You can fish from the surf at either one with the pass, but at the MBSP there's an additional $5 charge to fish the pier from what I've heard. I would try the jetties at Huntington Beach.


----------



## davidh7863 (Mar 31, 2009)

Thanks for the info. I was reading about the jetties at Huntington, and yes, I think I will check them them out. Sounds like a good spot.


----------



## MDubious (May 10, 2008)

Jetties...nuff said


----------



## Southern Man (Oct 28, 2007)

davidh7863 said:


> Thanks for the info. I was reading about the jetties at Huntington, and yes, I think I will check them them out. Sounds like a good spot.
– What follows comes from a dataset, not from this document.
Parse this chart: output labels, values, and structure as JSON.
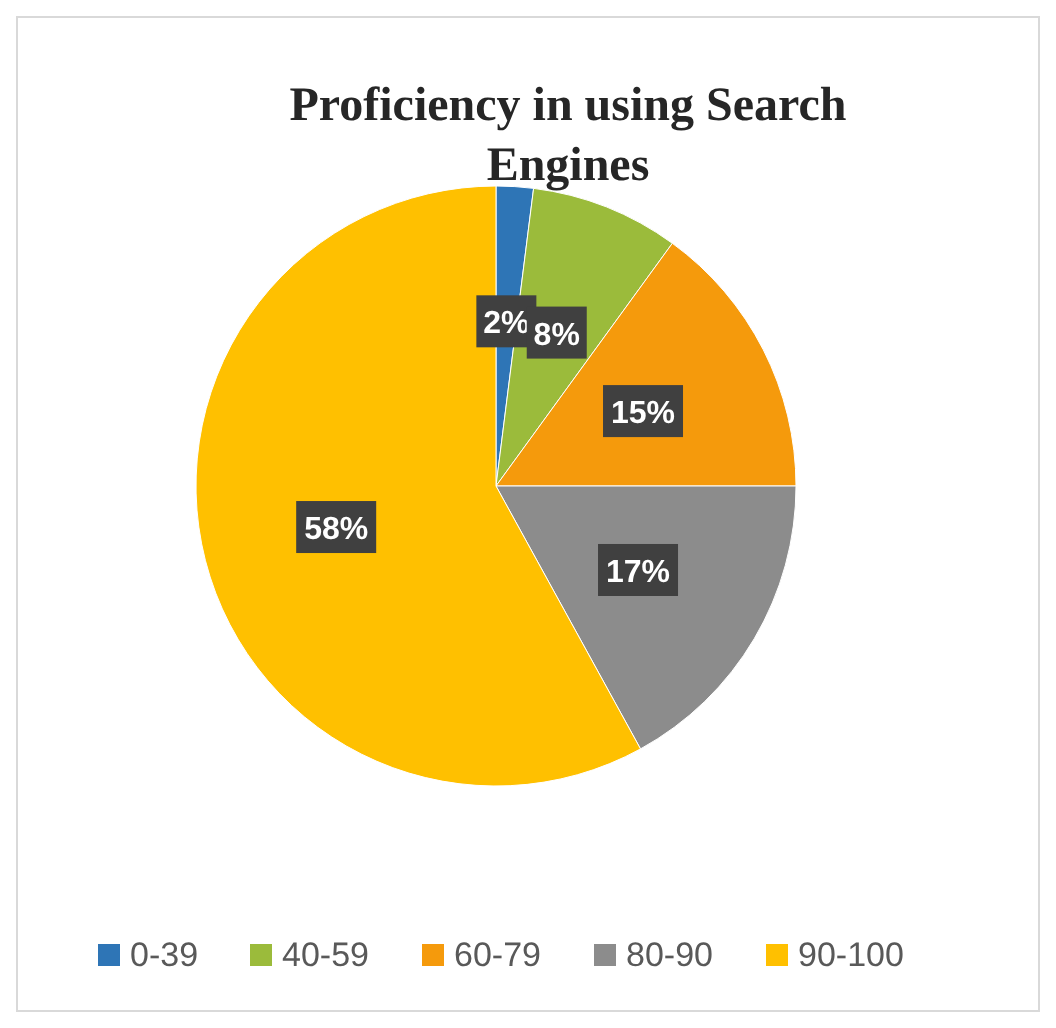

I'm old but, I will tell you what we can meet at Huntington, I will let you put your stuff on my cart if you will pull it there and back


----------



## zooqi (Apr 4, 2009)

So Huntington is good for surf ? My family have the pass and we been using it and we did not wanted to get it untill may when is due. Went to Pawley Island today and somebody was surffishing but he did not catch any. He said that fishing is almost here and he lives two houses from the beach.


----------



## bluefish1928 (Jun 9, 2007)

huntington surf is flat(like most of sc surf), but the jetty is a fish magnet(never gets crowded), set out a dozen rods if u want(doubt u could handle that,carrying all the way to the jetty).fish caught at jetty include bluefish, flounder, sheepshead(i dont do this myself but seen ppl successfully catch up to a dozen in less than an hour), Spanish mackerel, trout(spotted seatrout and weakfish), red drum, spot, and croaker.


----------